Hallstatt was a destination not only for its scenic value but for its history. The world's first known salt mine is here, in the mountain above the town. Mining rock salt began as early as 5,000 BCE, if you go by the deer-antler salt-axe that we saw in the Hallstatt Museum (that crest with the mining shovel in the very final photo below was bestowed on the town by the Emperor Franz Josef). Later salt-axes had handles of wood and, in their perfected form, heads of bronze.
Here I am with an old salt miner. The fabrics in the photo above him and I, in front of the bronze axe, date from the 8th to 4th centuries BCE. Remarkably, most are plaids. So I guess the lady I spoke with at the Rettl 1868 fashion store in Salzburg was on the level: there really ARE Austrian tartans!

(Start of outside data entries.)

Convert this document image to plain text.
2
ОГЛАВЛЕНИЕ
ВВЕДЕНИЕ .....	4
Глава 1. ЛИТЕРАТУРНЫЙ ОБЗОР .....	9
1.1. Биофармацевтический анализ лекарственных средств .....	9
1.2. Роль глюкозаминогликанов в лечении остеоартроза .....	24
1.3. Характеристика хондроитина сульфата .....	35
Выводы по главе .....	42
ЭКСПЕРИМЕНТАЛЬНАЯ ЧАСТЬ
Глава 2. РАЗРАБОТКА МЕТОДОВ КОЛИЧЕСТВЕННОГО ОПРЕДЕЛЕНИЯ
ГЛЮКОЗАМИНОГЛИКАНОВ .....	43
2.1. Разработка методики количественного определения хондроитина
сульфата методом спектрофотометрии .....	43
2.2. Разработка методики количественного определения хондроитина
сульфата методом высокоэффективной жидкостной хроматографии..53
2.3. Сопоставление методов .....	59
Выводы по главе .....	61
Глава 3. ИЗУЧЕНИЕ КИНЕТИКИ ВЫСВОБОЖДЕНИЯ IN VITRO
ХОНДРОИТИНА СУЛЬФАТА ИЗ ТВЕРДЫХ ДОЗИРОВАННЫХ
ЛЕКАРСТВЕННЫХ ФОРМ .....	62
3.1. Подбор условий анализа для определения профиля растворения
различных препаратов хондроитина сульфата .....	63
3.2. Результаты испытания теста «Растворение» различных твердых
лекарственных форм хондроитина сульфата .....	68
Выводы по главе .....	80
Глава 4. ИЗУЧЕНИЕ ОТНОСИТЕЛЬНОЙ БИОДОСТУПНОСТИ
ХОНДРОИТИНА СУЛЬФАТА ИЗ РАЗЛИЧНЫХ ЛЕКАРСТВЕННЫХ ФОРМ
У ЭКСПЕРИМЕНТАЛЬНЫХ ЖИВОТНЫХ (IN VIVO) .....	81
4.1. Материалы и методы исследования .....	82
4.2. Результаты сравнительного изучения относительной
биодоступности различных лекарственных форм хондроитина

I was very surprised by just how much has been recovered from graves in Hallstatt. I had been aware there was a "Hallstatt Culture", but I had no idea just how much has been recovered and put on display, from not only the bronze and early iron ages, but from Roman times and all the way to the modern era!
I was also not aware that a significant mud and rock-slide in 350 BCE had effectively ended the early "salt boom" of the village. Mining resumes afterwards on a more limited scale. Then, more recently, in the early Middle Ages, mining shifted from rock salt to salt brine, the process still in use throughout the Salzkammergut.